Trail Mix HEBA Rusks

Warm up this winter with a batch of freshly baked Heba Rusks! Not only is this recipe sugar and gluten free, it's delicious paired with a cup of coffee or tea. 

Ingredients
DRY
1 packet (200g) Heba
⅓ cup mixed seeds
¼ tsp Himalayan salt
3 tsp baking powder
4 Tbsps xylitol

WET
4 eggs
2 tsp vanilla essence
1 ½ cup milk or dairy-free milk alternative
½ cup coconut milk
2 Tbsps apple cider vinegar

Method

  1. Preheat the oven to 180'C and line a baking tin with parchment paper.
  2. Add the milk, coconut milk and apple cider vinegar into a medium bowl.
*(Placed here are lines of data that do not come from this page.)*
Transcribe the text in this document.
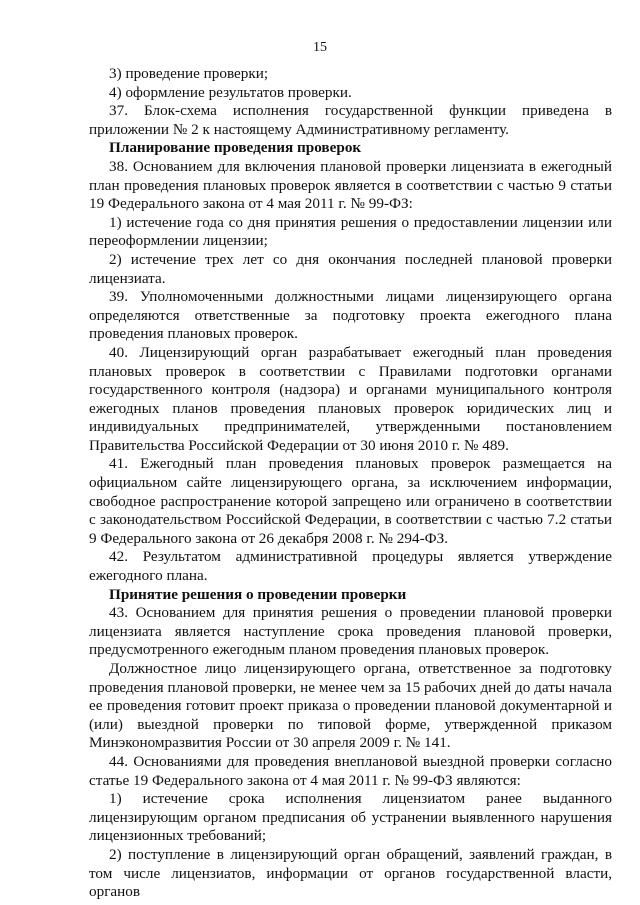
15

3) проведение проверки;

4) оформление результатов проверки.

37. Блок-схема исполнения государственной функции приведена в приложении № 2 к настоящему Административному регламенту.

Планирование проведения проверок

38. Основанием для включения плановой проверки лицензиата в ежегодный план проведения плановых проверок является в соответствии с частью 9 статьи 19 Федерального закона от 4 мая 2011 г. № 99-ФЗ:

1) истечение года со дня принятия решения о предоставлении лицензии или переоформлении лицензии;

2) истечение трех лет со дня окончания последней плановой проверки лицензиата.

39. Уполномоченными должностными лицами лицензирующего органа определяются ответственные за подготовку проекта ежегодного плана проведения плановых проверок.

40. Лицензирующий орган разрабатывает ежегодный план проведения плановых проверок в соответствии с Правилами подготовки органами государственного контроля (надзора) и органами муниципального контроля ежегодных планов проведения плановых проверок юридических лиц и индивидуальных предпринимателей, утвержденными постановлением Правительства Российской Федерации от 30 июня 2010 г. № 489.

41. Ежегодный план проведения плановых проверок размещается на официальном сайте лицензирующего органа, за исключением информации, свободное распространение которой запрещено или ограничено в соответствии с законодательством Российской Федерации, в соответствии с частью 7.2 статьи 9 Федерального закона от 26 декабря 2008 г. № 294-ФЗ.

42. Результатом административной процедуры является утверждение ежегодного плана.

Принятие решения о проведении проверки

43. Основанием для принятия решения о проведении плановой проверки лицензиата является наступление срока проведения плановой проверки, предусмотренного ежегодным планом проведения плановых проверок.

Должностное лицо лицензирующего органа, ответственное за подготовку проведения плановой проверки, не менее чем за 15 рабочих дней до даты начала ее проведения готовит проект приказа о проведении плановой документарной и (или) выездной проверки по типовой форме, утвержденной приказом Минэкономразвития России от 30 апреля 2009 г. № 141.

44. Основаниями для проведения внеплановой выездной проверки согласно статье 19 Федерального закона от 4 мая 2011 г. № 99-ФЗ являются:

1) истечение срока исполнения лицензиатом ранее выданного лицензирующим органом предписания об устранении выявленного нарушения лицензионных требований;

2) поступление в лицензирующий орган обращений, заявлений граждан, в том числе лицензиатов, информации от органов государственной власти, органов
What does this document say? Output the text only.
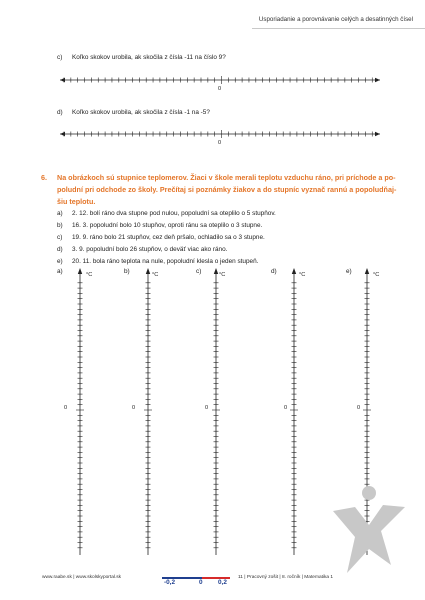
Usporiadanie a porovnávanie celých a desatinných čísel
c) Koľko skokov urobila, ak skočila z čísla -11 na číslo 9?
0
d) Koľko skokov urobila, ak skočila z čísla -1 na -5?
0
6. Na obrázkoch sú stupnice teplomerov. Žiaci v škole merali teplotu vzduchu ráno, pri príchode a po-
poludní pri odchode zo školy. Prečítaj si poznámky žiakov a do stupníc vyznač rannú a popoludňaj-
šiu teplotu.
a) 2. 12. bolí ráno dva stupne pod nulou, popoludní sa oteplilo o 5 stupňov.
b) 16. 3. popoludní bolo 10 stupňov, oproti ránu sa oteplilo o 3 stupne.
c) 19. 9. ráno bolo 21 stupňov, cez deň pršalo, ochladilo sa o 3 stupne.
d) 3. 9. popoludní bolo 26 stupňov, o deväť viac ako ráno.
e) 20. 11. bola ráno teplota na nule, popoludní klesla o jeden stupeň.
a)	°C
0
b)	°C
0
c)	°C
0
d)	°C
0
e)	°C
0
www.raabe.sk | www.skolskyportal.sk
-0,2	0 0,2
11 | Pracovný zošit | 8. ročník | Matematika 1
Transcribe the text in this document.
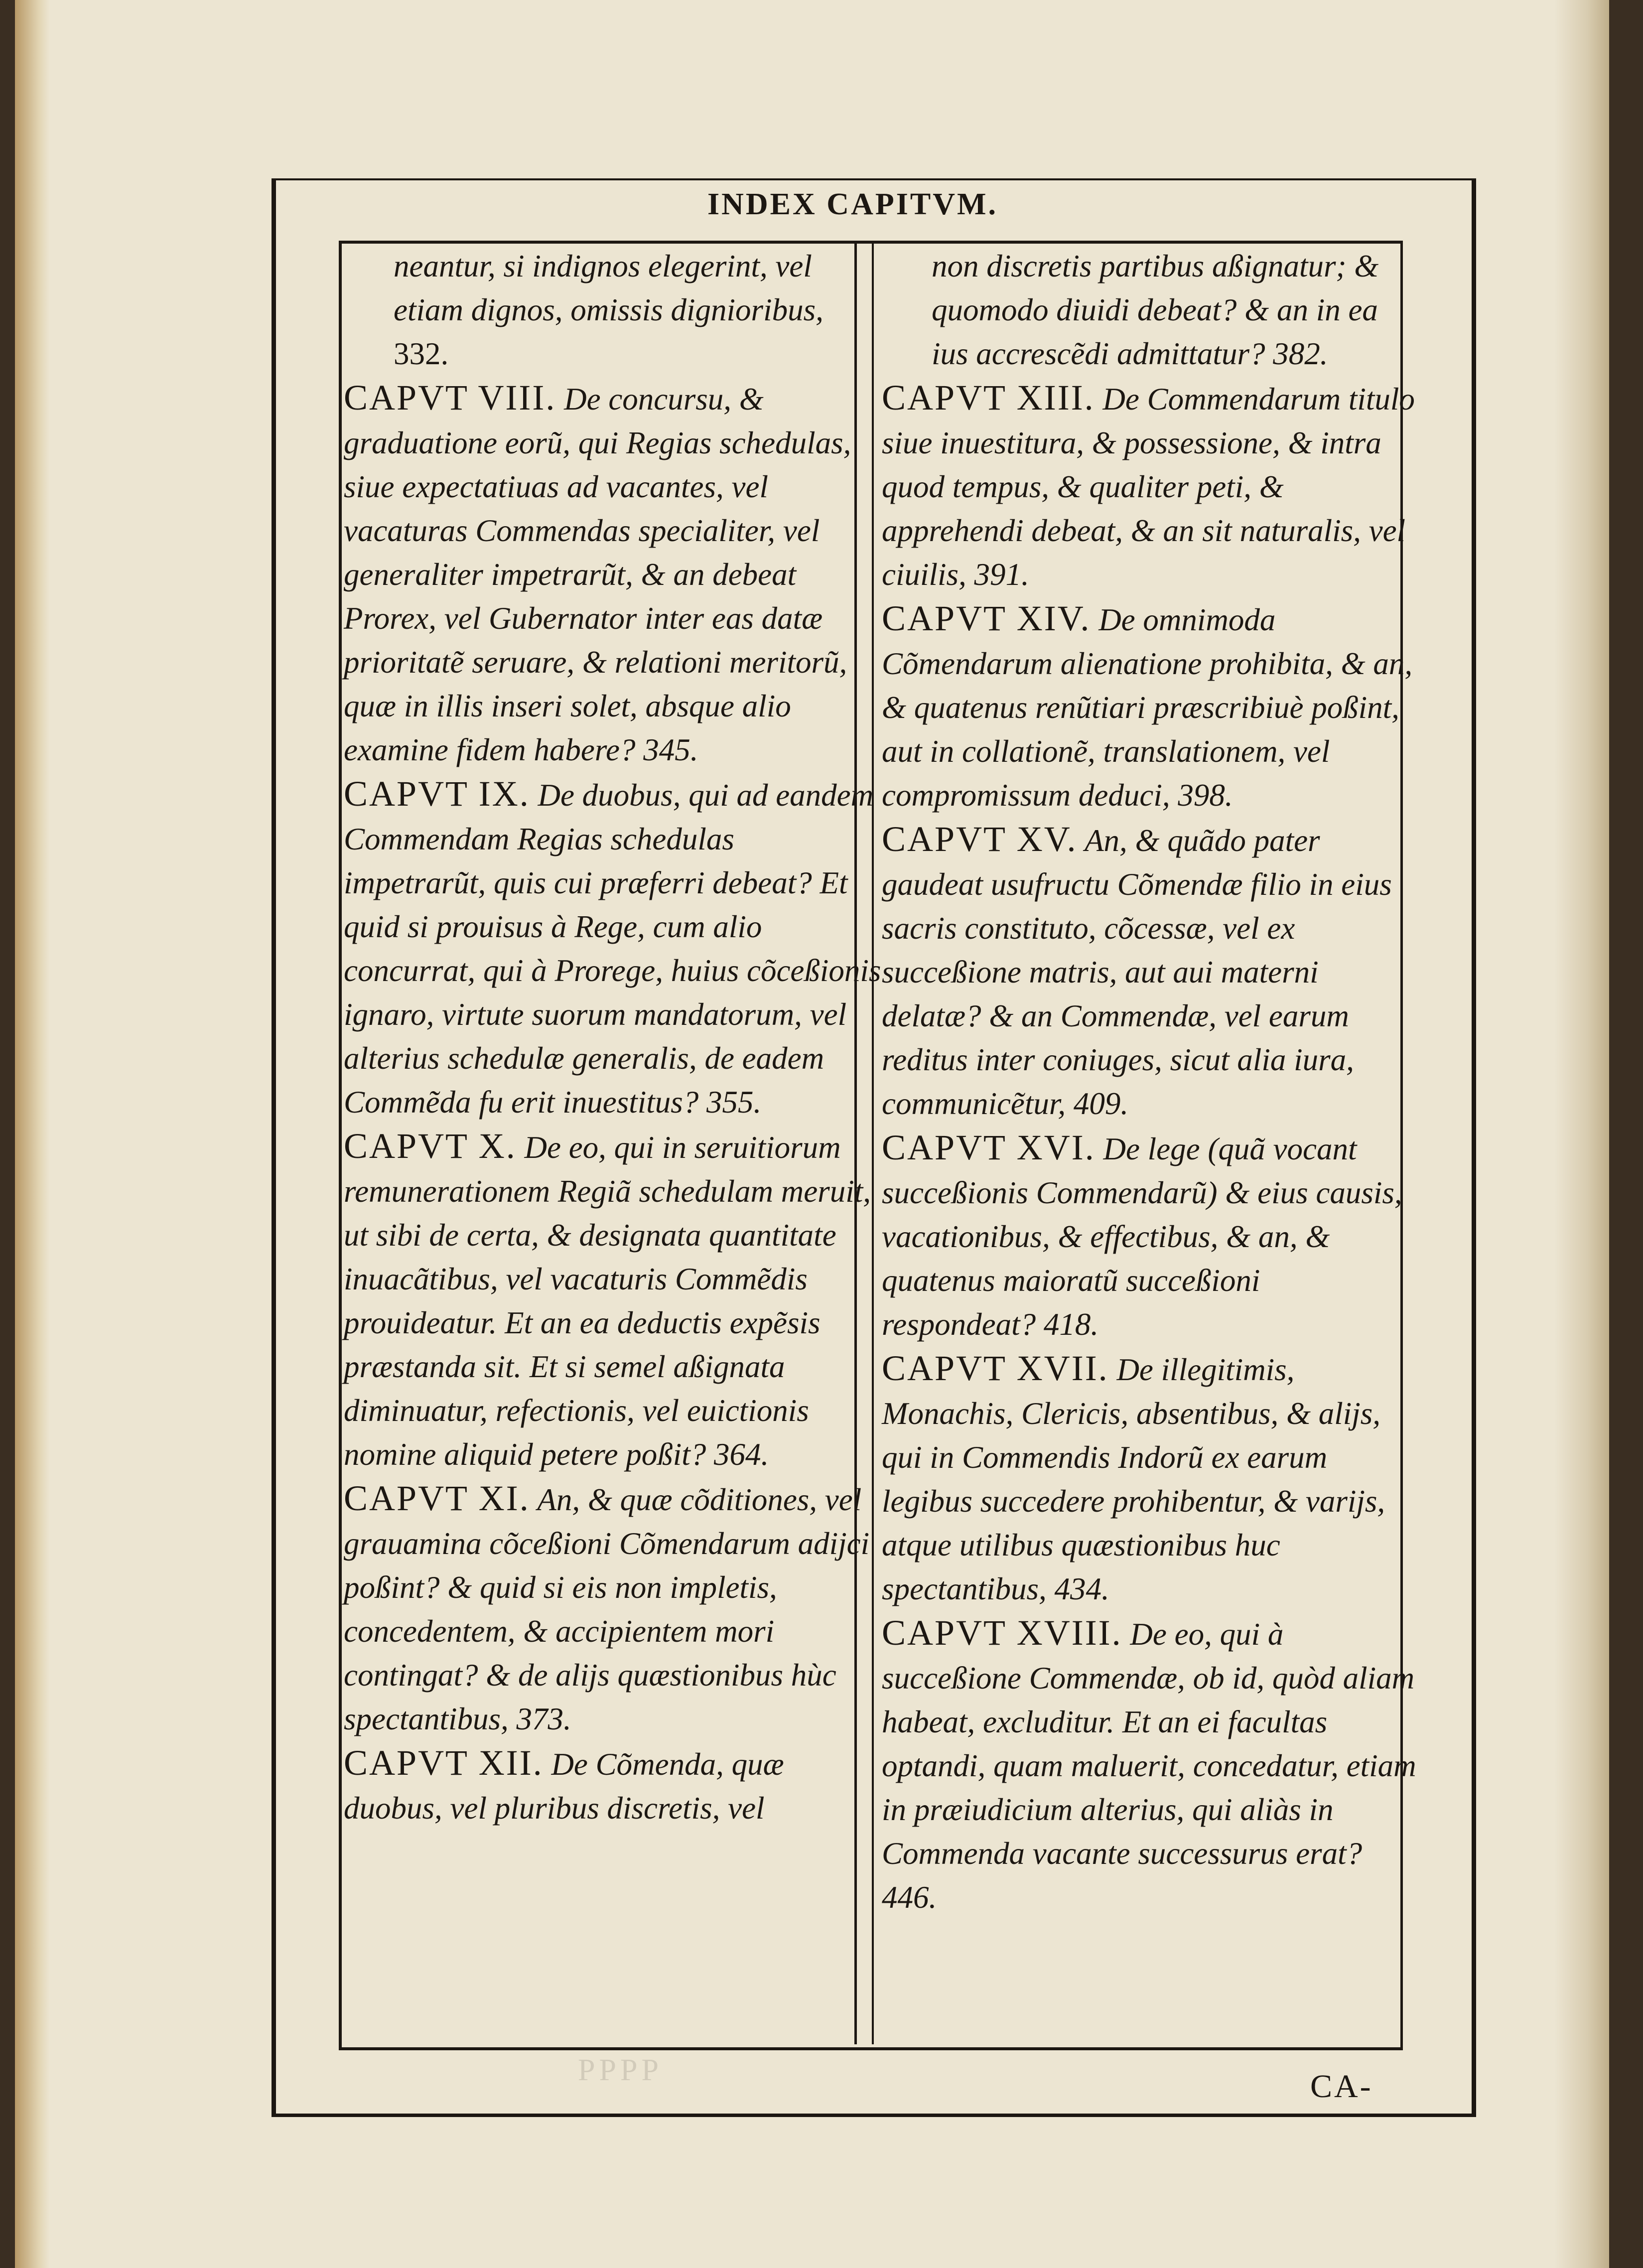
INDEX CAPITVM.
neantur, si indignos elegerint, vel
etiam dignos, omissis dignioribus,
332.
CAPVT VIII. De concursu, & graduatione eorũ, qui Regias schedulas, siue expectatiuas ad vacantes, vel vacaturas Commendas specialiter, vel generaliter impetrarũt, & an debeat Prorex, vel Gubernator inter eas datæ prioritatẽ seruare, & relationi meritorũ, quæ in illis inseri solet, absque alio examine fidem habere? 345.
CAPVT IX. De duobus, qui ad eandem Commendam Regias schedulas impetrarũt, quis cui præferri debeat? Et quid si prouisus à Rege, cum alio concurrat, qui à Prorege, huius cõceßionis ignaro, virtute suorum mandatorum, vel alterius schedulæ generalis, de eadem Commẽda fu erit inuestitus? 355.
CAPVT X. De eo, qui in seruitiorum remunerationem Regiã schedulam meruit, ut sibi de certa, & designata quantitate inuacãtibus, vel vacaturis Commẽdis prouideatur. Et an ea deductis expẽsis præstanda sit. Et si semel aßignata diminuatur, refectionis, vel euictionis nomine aliquid petere poßit? 364.
CAPVT XI. An, & quæ cõditiones, vel grauamina cõceßioni Cõmendarum adijci poßint? & quid si eis non impletis, concedentem, & accipientem mori contingat? & de alijs quæstionibus hùc spectantibus, 373.
CAPVT XII. De Cõmenda, quæ duobus, vel pluribus discretis, vel
non discretis partibus aßignatur; & quomodo diuidi debeat? & an in ea ius accrescẽdi admittatur? 382.
CAPVT XIII. De Commendarum titulo siue inuestitura, & possessione, & intra quod tempus, & qualiter peti, & apprehendi debeat, & an sit naturalis, vel ciuilis, 391.
CAPVT XIV. De omnimoda Cõmendarum alienatione prohibita, & an, & quatenus renũtiari præscribiuè poßint, aut in collationẽ, translationem, vel compromissum deduci, 398.
CAPVT XV. An, & quãdo pater gaudeat usufructu Cõmendæ filio in eius sacris constituto, cõcessæ, vel ex succeßione matris, aut aui materni delatæ? & an Commendæ, vel earum reditus inter coniuges, sicut alia iura, communicẽtur, 409.
CAPVT XVI. De lege (quã vocant succeßionis Commendarũ) & eius causis, vacationibus, & effectibus, & an, & quatenus maioratũ succeßioni respondeat? 418.
CAPVT XVII. De illegitimis, Monachis, Clericis, absentibus, & alijs, qui in Commendis Indorũ ex earum legibus succedere prohibentur, & varijs, atque utilibus quæstionibus huc spectantibus, 434.
CAPVT XVIII. De eo, qui à succeßione Commendæ, ob id, quòd aliam habeat, excluditur. Et an ei facultas optandi, quam maluerit, concedatur, etiam in præiudicium alterius, qui aliàs in Commenda vacante successurus erat? 446.
PPPP	CA-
Mix and set aside for 5 minutes. ( separation is normal)
  3. In a separate mixing bowl combine all the dry ingredients.
  4. Mix the eggs and vanilla essence into the milk mixture and then add the wet mixture to the dry mixture and combine.
  5. Pour into prepared baking tin and transfer to the oven. Bake for 60 minutes or until a toothpick comes out clean.
  6. Let it cool down completely before taking out of tin by pulling on parchment paper.
  7. Cut into rusks and transfer to tray, leaving enough space between all the rusks.
  8. Set the oven to fan mode on 110'C and dry out the rusks for 6-7 hours . Once you take them out they might seem a little chewy in the center still, but once they cool down completely they get crispier.
  9. Store in air-tight container with a lid.